If the external location is subsequently unbound from myWorkspace, then the external table continues to function.

This feature also allows you to populate a catalog from a central workspace and make it available to other workspaces using catalog bindings without making the external location available in those other workspaces.

Bind an external location to one or more workspaces

To assign an external location to specific workspaces, you can use Catalog Explorer.

Permissions required: Metastore admin, external location owner, or MANAGE on the external location.

Metastore admins can see all external locations in a metastore using Catalog Explorer, and external location owners can see all external locations that they own in a metastore—regardless of whether the external location is assigned to the current workspace. External locations that are not assigned to the workspace appear grayed out.

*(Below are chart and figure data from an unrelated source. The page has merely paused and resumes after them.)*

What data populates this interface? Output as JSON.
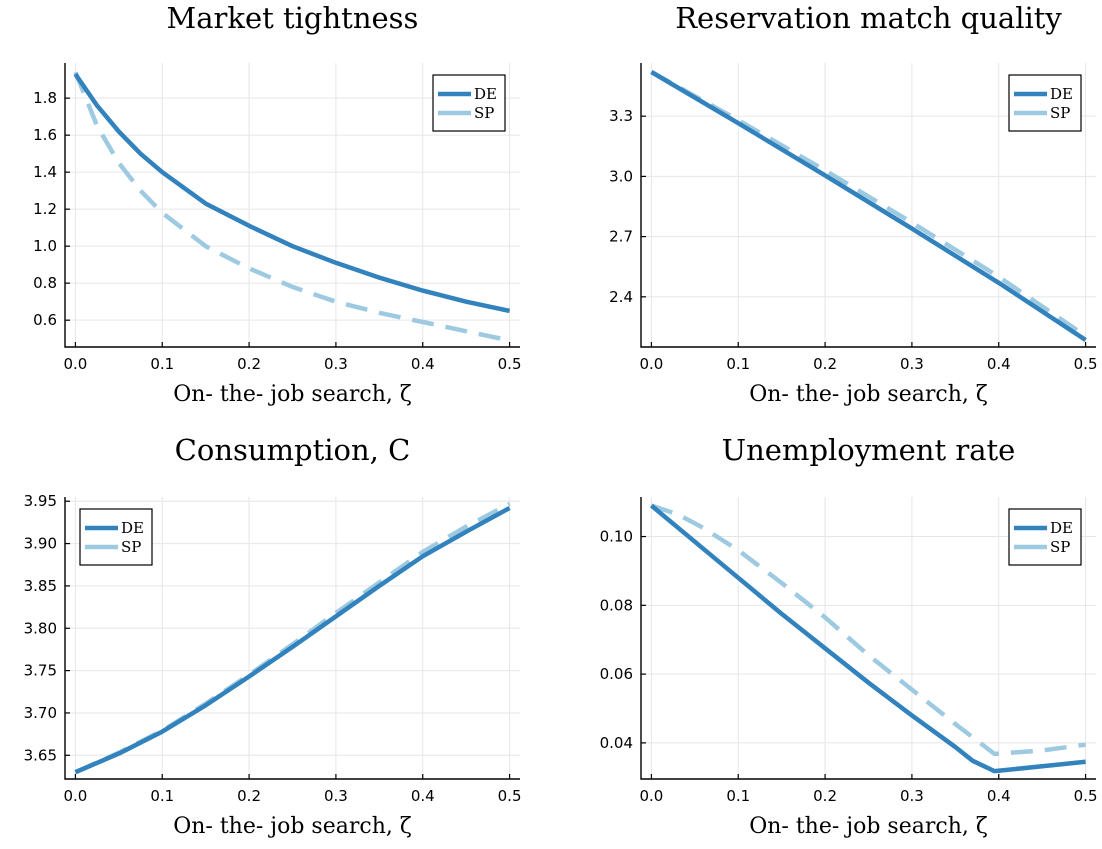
{
  "chart_data": [
    {
      "type": "line",
      "title": "Market tightness",
      "xlabel": "On- the- job search, ζ",
      "ylabel": "",
      "xlim": [
        -0.012,
        0.512
      ],
      "ylim": [
        0.455,
        1.99
      ],
      "xticks": [
        0.0,
        0.1,
        0.2,
        0.3,
        0.4,
        0.5
      ],
      "xtick_labels": [
        "0.0",
        "0.1",
        "0.2",
        "0.3",
        "0.4",
        "0.5"
      ],
      "yticks": [
        0.6,
        0.8,
        1.0,
        1.2,
        1.4,
        1.6,
        1.8
      ],
      "ytick_labels": [
        "0.6",
        "0.8",
        "1.0",
        "1.2",
        "1.4",
        "1.6",
        "1.8"
      ],
      "grid": true,
      "legend_position": "top-right",
      "series": [
        {
          "name": "DE",
          "color": "#3182bd",
          "style": "solid",
          "x": [
            0.0,
            0.025,
            0.05,
            0.075,
            0.1,
            0.15,
            0.2,
            0.25,
            0.3,
            0.35,
            0.4,
            0.45,
            0.5
          ],
          "y": [
            1.93,
            1.76,
            1.62,
            1.5,
            1.4,
            1.23,
            1.11,
            1.0,
            0.91,
            0.83,
            0.76,
            0.7,
            0.65
          ]
        },
        {
          "name": "SP",
          "color": "#9ecae1",
          "style": "dashed",
          "x": [
            0.0,
            0.025,
            0.05,
            0.075,
            0.1,
            0.15,
            0.2,
            0.25,
            0.3,
            0.35,
            0.4,
            0.45,
            0.5
          ],
          "y": [
            1.94,
            1.65,
            1.45,
            1.3,
            1.18,
            1.0,
            0.88,
            0.78,
            0.7,
            0.64,
            0.59,
            0.54,
            0.49
          ]
        }
      ]
    },
    {
      "type": "line",
      "title": "Reservation match quality",
      "xlabel": "On- the- job search, ζ",
      "ylabel": "",
      "xlim": [
        -0.012,
        0.512
      ],
      "ylim": [
        2.15,
        3.565
      ],
      "xticks": [
        0.0,
        0.1,
        0.2,
        0.3,
        0.4,
        0.5
      ],
      "xtick_labels": [
        "0.0",
        "0.1",
        "0.2",
        "0.3",
        "0.4",
        "0.5"
      ],
      "yticks": [
        2.4,
        2.7,
        3.0,
        3.3
      ],
      "ytick_labels": [
        "2.4",
        "2.7",
        "3.0",
        "3.3"
      ],
      "grid": true,
      "legend_position": "top-right",
      "series": [
        {
          "name": "DE",
          "color": "#3182bd",
          "style": "solid",
          "x": [
            0.0,
            0.1,
            0.2,
            0.3,
            0.4,
            0.5
          ],
          "y": [
            3.52,
            3.265,
            3.005,
            2.74,
            2.47,
            2.185
          ]
        },
        {
          "name": "SP",
          "color": "#9ecae1",
          "style": "dashed",
          "x": [
            0.0,
            0.1,
            0.2,
            0.3,
            0.4,
            0.5
          ],
          "y": [
            3.52,
            3.28,
            3.03,
            2.77,
            2.5,
            2.205
          ]
        }
      ]
    },
    {
      "type": "line",
      "title": "Consumption, C",
      "xlabel": "On- the- job search, ζ",
      "ylabel": "",
      "xlim": [
        -0.012,
        0.512
      ],
      "ylim": [
        3.622,
        3.955
      ],
      "xticks": [
        0.0,
        0.1,
        0.2,
        0.3,
        0.4,
        0.5
      ],
      "xtick_labels": [
        "0.0",
        "0.1",
        "0.2",
        "0.3",
        "0.4",
        "0.5"
      ],
      "yticks": [
        3.65,
        3.7,
        3.75,
        3.8,
        3.85,
        3.9,
        3.95
      ],
      "ytick_labels": [
        "3.65",
        "3.70",
        "3.75",
        "3.80",
        "3.85",
        "3.90",
        "3.95"
      ],
      "grid": true,
      "legend_position": "top-left",
      "series": [
        {
          "name": "DE",
          "color": "#3182bd",
          "style": "solid",
          "x": [
            0.0,
            0.05,
            0.1,
            0.15,
            0.2,
            0.25,
            0.3,
            0.35,
            0.4,
            0.45,
            0.5
          ],
          "y": [
            3.63,
            3.652,
            3.678,
            3.709,
            3.743,
            3.778,
            3.814,
            3.85,
            3.885,
            3.914,
            3.942
          ]
        },
        {
          "name": "SP",
          "color": "#9ecae1",
          "style": "dashed",
          "x": [
            0.0,
            0.05,
            0.1,
            0.15,
            0.2,
            0.25,
            0.3,
            0.35,
            0.4,
            0.45,
            0.5
          ],
          "y": [
            3.63,
            3.653,
            3.679,
            3.711,
            3.745,
            3.781,
            3.818,
            3.854,
            3.89,
            3.92,
            3.947
          ]
        }
      ]
    },
    {
      "type": "line",
      "title": "Unemployment rate",
      "xlabel": "On- the- job search, ζ",
      "ylabel": "",
      "xlim": [
        -0.012,
        0.512
      ],
      "ylim": [
        0.0295,
        0.1115
      ],
      "xticks": [
        0.0,
        0.1,
        0.2,
        0.3,
        0.4,
        0.5
      ],
      "xtick_labels": [
        "0.0",
        "0.1",
        "0.2",
        "0.3",
        "0.4",
        "0.5"
      ],
      "yticks": [
        0.04,
        0.06,
        0.08,
        0.1
      ],
      "ytick_labels": [
        "0.04",
        "0.06",
        "0.08",
        "0.10"
      ],
      "grid": true,
      "legend_position": "top-right",
      "series": [
        {
          "name": "DE",
          "color": "#3182bd",
          "style": "solid",
          "x": [
            0.0,
            0.05,
            0.1,
            0.15,
            0.2,
            0.25,
            0.3,
            0.35,
            0.37,
            0.395,
            0.45,
            0.5
          ],
          "y": [
            0.109,
            0.0985,
            0.088,
            0.0775,
            0.0675,
            0.0575,
            0.048,
            0.0388,
            0.0348,
            0.0318,
            0.0332,
            0.0345
          ]
        },
        {
          "name": "SP",
          "color": "#9ecae1",
          "style": "dashed",
          "x": [
            0.0,
            0.03,
            0.06,
            0.1,
            0.15,
            0.2,
            0.25,
            0.3,
            0.35,
            0.395,
            0.45,
            0.5
          ],
          "y": [
            0.109,
            0.1065,
            0.1025,
            0.096,
            0.0865,
            0.0765,
            0.0655,
            0.0555,
            0.0455,
            0.0368,
            0.0378,
            0.0395
          ]
        }
      ]
    }
  ]
}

1. Log in to a workspace that is linked to the metastore.

2. In the sidebar, click Catalog.

3. On the Quick access page, click the External data > button to go to the External Locations tab.

4. Select the external location and go to the Workspaces tab.

5. On the Workspaces tab, clear the All workspaces have access checkbox.

   If your external location is already bound to one or more workspaces, this checkbox is already cleared.

6. Click Assign to workspaces and enter or find the workspaces you want to assign.

To revoke access, go to the Workspaces tab, select the workspace, and click Revoke. To allow access from all workspaces, select the All workspaces have access checkbox.